17-04-2025
- Entertainment
- Wall Street Journal
‘Hope I Get Old Before I Die' Review: The Music Never Stops
The saddest story in David Hepworth's superlative chronicle of the phenomenon known as 'heritage rock' takes in the later years of the Who's bass player, John Entwistle. The members of the Who had begun their careers in the molten heat of the early 1960s. Two decades later, as their LP releases and live appearances became sporadic, Entwistle retreated to his 55-room Cotswolds mansion. During the arid years that followed, as Mr. Hepworth records in 'Hope I Get Old Before I Die,' Entwistle idled away his time in 'a lampoon of rock star excess,' drinking, smoking and spending vast amounts of money on a fleet of cars and a 250-piece guitar collection. On the eve of the band's 2002 U.S. tour, the 57-year-old was found dead in a Las Vegas hotel room, in the company of a woman who recalled that his last acts before joining her in between the sheets were to fold his pants over a chair and remove his hearing aid.
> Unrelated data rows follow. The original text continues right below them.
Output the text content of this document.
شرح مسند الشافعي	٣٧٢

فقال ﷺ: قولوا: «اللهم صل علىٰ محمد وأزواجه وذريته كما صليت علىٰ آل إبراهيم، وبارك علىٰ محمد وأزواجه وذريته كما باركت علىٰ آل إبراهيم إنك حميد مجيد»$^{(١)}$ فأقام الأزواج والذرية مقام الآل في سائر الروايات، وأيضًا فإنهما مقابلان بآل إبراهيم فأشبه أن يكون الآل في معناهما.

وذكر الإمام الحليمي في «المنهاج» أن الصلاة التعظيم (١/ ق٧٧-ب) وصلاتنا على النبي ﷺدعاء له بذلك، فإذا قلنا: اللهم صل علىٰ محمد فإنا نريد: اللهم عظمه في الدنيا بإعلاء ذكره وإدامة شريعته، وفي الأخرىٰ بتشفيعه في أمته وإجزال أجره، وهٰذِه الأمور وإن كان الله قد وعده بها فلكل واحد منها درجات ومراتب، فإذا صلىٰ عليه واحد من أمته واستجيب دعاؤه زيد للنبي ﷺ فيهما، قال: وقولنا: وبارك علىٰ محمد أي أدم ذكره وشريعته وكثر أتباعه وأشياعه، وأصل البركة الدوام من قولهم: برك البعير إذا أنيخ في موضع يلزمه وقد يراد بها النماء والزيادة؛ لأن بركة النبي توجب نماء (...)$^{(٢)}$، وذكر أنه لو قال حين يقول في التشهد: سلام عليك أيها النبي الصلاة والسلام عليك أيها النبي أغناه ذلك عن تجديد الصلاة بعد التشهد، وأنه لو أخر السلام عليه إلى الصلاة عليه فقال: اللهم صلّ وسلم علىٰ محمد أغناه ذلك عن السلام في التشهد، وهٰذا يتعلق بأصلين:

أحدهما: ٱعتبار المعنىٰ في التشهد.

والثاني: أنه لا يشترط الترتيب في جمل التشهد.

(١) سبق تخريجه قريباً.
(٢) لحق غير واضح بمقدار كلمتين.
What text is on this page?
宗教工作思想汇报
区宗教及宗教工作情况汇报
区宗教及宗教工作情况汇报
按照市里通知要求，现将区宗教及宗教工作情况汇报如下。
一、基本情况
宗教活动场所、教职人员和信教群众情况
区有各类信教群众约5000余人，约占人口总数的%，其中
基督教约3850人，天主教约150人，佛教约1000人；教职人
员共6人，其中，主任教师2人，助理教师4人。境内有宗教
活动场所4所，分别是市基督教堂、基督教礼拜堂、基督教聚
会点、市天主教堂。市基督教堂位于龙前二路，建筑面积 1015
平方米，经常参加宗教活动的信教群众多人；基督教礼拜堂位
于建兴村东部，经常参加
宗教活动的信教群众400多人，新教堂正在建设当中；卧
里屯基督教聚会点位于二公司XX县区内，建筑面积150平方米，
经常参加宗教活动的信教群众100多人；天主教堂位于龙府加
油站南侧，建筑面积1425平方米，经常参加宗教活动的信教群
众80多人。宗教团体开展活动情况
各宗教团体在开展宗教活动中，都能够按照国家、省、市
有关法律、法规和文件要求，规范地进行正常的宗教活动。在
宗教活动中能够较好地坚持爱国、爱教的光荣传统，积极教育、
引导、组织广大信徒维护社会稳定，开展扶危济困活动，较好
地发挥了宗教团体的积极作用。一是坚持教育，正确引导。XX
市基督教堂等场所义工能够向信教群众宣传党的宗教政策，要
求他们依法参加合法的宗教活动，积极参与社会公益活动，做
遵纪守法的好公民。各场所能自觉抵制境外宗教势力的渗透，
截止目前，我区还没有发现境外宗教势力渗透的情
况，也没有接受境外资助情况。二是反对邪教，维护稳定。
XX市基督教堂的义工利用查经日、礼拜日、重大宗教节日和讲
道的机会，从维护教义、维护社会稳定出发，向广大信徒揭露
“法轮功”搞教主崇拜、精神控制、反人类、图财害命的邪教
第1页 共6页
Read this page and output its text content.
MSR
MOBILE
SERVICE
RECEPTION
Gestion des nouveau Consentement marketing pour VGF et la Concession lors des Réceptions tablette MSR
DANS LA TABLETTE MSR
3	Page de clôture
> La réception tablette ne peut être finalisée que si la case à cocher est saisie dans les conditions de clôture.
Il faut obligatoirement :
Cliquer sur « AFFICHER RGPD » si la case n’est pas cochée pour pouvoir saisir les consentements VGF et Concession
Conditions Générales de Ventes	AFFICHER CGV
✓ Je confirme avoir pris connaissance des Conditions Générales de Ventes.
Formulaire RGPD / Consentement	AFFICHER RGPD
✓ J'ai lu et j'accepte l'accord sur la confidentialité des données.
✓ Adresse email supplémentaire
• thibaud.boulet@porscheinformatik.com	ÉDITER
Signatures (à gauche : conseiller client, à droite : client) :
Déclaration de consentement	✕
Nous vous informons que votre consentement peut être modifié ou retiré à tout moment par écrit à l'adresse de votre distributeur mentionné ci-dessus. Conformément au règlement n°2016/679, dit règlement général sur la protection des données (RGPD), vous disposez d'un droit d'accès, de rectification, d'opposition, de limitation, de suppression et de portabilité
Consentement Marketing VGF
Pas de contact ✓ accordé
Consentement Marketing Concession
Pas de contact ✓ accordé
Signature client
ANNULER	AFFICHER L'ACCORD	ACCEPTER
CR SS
Seventeen years before, the Who had already become a vintage act, one of many bands that had been going for a very long time and, in middle age, were nervous about what the future might hold. Mr. Hepworth's book helps explain how the music business came to unlock the enormous potential of legacy acts—and eventually to become dominated by them.
According to Mr. Hepworth, it was Live Aid, the globally televised concert fundraiser organized by Bob Geldof for African famine relief, that sent heritage rock into orbit. A cynic might think that the concert's real beneficiaries—alongside the millions of starving Africans—were bands such as Queen, which boiled its act down into a succinct set of well-choreographed crowd-pleasers, and solo performers such as Paul McCartney. Today, 40 years after a concert at which he was already being marketed as a gnarled veteran of an age gone by, Mr. McCartney is still playing to packed houses the world over and has some claim to be the most successful musician on the planet.
Rock 'n' roll used to be thought of as a young person's game. How is it then, that, with the exception of Taylor Swift's world-bestriding achievements, much of the serious money now gets made by the over-70s, and that many publications devoted to popular music have their faces on the cover?